The load balancer handles TLS — backends communicate in plain HTTP on the internal network.

server {
    listen 443 ssl;
    ssl_certificate     /etc/ssl/certs/myapp.crt;
    ssl_certificate_key /etc/ssl/private/myapp.key;
    ssl_protocols TLSv1.2 TLSv1.3;
    ssl_ciphers ECDHE-ECDSA-AES128-GCM-SHA256:ECDHE-RSA-AES128-GCM-SHA256;

    location / {
        proxy_pass http://notes;  # plain HTTP to backend
        proxy_set_header X-Forwarded-Proto https;
        proxy_set_header X-Forwarded-For $remote_addr;
        proxy_set_header Host $host;
    }
}

server {
    listen 80;
    return 301 https://$host$request_uri;  # redirect HTTP to HTTPS
}

Preserving client IP: After SSL termination, backends see the load balancer’s IP, not the client’s. Use X-Forwarded-For header:

app.set('trust proxy', 1); // trust first proxy (the load balancer)

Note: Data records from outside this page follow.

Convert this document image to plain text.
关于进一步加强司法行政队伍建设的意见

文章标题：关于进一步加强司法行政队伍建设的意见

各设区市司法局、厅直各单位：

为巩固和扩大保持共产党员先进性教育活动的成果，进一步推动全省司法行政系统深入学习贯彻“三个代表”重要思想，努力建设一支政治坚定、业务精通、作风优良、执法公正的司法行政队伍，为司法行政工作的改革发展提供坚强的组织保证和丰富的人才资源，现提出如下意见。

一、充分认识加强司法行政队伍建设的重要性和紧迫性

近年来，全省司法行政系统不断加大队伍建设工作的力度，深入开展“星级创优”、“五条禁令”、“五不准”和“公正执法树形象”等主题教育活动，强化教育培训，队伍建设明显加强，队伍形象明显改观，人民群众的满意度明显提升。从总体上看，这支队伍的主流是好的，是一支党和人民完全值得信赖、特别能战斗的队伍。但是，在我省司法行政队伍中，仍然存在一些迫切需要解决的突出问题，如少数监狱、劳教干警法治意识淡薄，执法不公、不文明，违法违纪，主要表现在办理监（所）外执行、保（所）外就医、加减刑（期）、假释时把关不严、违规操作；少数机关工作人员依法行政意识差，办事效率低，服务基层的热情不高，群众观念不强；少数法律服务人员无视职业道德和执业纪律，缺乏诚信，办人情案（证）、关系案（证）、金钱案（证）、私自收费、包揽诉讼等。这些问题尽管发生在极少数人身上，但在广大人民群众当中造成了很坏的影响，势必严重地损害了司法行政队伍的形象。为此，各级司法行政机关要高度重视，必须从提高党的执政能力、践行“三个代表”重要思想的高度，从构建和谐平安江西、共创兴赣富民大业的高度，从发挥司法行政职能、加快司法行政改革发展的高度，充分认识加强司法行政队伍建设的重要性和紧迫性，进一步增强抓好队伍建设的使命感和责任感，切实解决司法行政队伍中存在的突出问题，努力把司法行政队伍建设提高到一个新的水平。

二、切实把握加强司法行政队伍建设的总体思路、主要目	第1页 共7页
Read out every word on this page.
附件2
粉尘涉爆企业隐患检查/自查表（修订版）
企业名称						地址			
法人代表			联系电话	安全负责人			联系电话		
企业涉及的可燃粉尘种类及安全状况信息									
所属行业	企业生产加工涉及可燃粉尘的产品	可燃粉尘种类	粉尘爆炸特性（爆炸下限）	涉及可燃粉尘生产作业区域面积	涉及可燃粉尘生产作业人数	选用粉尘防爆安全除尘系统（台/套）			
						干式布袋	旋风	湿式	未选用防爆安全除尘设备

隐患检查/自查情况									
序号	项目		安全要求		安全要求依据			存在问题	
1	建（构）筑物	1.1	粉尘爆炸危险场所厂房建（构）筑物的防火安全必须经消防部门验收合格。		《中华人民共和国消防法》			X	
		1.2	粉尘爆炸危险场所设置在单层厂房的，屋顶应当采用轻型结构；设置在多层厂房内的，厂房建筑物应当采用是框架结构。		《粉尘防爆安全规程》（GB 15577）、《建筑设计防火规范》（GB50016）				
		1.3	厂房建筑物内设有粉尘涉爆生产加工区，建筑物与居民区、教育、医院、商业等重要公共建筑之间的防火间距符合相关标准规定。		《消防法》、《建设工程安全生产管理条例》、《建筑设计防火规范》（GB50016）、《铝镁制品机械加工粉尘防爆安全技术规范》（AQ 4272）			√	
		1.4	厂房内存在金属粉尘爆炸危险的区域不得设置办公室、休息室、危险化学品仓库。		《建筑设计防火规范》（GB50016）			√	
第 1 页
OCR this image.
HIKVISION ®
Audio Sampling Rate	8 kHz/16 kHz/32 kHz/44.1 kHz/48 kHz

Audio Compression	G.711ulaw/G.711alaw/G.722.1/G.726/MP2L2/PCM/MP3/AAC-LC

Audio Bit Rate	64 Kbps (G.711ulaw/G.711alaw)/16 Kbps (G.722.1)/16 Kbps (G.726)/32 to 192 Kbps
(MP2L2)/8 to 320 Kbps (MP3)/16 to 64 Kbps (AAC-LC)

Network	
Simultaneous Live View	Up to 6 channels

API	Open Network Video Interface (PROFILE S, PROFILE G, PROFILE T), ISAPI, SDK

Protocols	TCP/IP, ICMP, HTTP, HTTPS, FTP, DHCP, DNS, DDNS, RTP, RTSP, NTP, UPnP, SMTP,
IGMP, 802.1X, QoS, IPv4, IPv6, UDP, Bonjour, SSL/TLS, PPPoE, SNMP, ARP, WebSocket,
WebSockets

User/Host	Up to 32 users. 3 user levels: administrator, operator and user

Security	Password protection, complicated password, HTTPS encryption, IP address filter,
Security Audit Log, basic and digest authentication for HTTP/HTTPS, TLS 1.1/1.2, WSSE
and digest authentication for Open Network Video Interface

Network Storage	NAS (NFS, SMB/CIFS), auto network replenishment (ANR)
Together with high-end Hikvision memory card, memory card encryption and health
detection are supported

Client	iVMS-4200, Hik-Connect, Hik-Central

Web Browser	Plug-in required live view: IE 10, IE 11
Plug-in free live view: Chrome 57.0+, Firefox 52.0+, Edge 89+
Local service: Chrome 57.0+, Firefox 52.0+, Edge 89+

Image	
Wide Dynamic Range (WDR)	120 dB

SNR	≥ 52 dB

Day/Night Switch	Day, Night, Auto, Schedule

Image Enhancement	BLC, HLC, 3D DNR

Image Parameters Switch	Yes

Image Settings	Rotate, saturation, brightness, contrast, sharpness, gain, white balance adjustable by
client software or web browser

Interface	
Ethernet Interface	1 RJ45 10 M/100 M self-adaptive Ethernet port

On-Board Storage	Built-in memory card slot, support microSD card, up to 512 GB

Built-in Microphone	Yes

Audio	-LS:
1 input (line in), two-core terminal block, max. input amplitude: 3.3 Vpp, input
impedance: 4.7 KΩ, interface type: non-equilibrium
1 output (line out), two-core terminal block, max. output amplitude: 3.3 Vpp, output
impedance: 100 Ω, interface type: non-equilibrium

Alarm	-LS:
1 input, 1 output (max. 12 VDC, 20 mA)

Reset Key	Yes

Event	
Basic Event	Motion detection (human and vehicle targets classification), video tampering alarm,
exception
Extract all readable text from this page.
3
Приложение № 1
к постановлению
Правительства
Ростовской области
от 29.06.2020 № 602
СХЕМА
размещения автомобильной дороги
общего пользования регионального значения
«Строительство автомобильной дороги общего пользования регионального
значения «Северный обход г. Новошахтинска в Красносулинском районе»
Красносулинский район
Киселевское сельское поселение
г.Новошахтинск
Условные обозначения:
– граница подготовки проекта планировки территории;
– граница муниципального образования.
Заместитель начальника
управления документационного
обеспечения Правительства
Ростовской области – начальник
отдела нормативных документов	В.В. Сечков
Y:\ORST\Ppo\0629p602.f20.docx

app.get('/log', (req, res) => {
  const clientIp = req.ip; // reads X-Forwarded-For when trust proxy is set
});

nginx as a Load Balancer — Full Config

upstream api_servers {
    least_conn;
    server 10.0.1.10:3000 max_fails=3 fail_timeout=30s;
    server 10.0.1.11:3000 max_fails=3 fail_timeout=30s;
    server 10.0.1.12:3000 max_fails=3 fail_timeout=30s;
    keepalive 32;  # reuse connections to backends
}

server {
    listen 443 ssl http2;
    server_name api.myapp.com;

    ssl_certificate     /etc/ssl/certs/myapp.crt;
    ssl_certificate_key /etc/ssl/private/myapp.key;
    ssl_protocols TLSv1.2 TLSv1.3;

    # Timeouts
    proxy_connect_timeout 2s;
    proxy_send_timeout    10s;
    proxy_read_timeout    30s;

    location /health {
        access_log off;   # don't log health check spam
        proxy_pass http://api_servers;
    }

    location / {
        proxy_pass http://api_servers;
        proxy_http_version 1.1;
        proxy_set_header Connection "";          # for keepalive
        proxy_set_header Host $host;
        proxy_set_header X-Real-IP $remote_addr;
        proxy_set_header X-Forwarded-For $proxy_add_x_forwarded_for;
        proxy_set_header X-Forwarded-Proto $scheme;
        proxy_set_header X-Request-ID $request_id;
    }
}

Load Balancer High Availability

A single load balancer is a single point of failure. Solutions:

Active-passive LB pair (traditional):

Primary LB → active, handles traffic
Backup LB  → passive, monitors primary via heartbeat
If primary fails: backup takes over virtual IP (Keepalived/VRRP)

DNS-based multi-LB:

api.myapp.com → LB-1 (us-east-1a)
             → LB-2 (us-east-1b)
Route53 health checks remove failed LBs automatically

Managed load balancers (AWS ALB, GCP Load Balancing, Cloudflare) handle their own HA internally — the right choice for most teams. Don’t build LB HA when a managed service does it for you.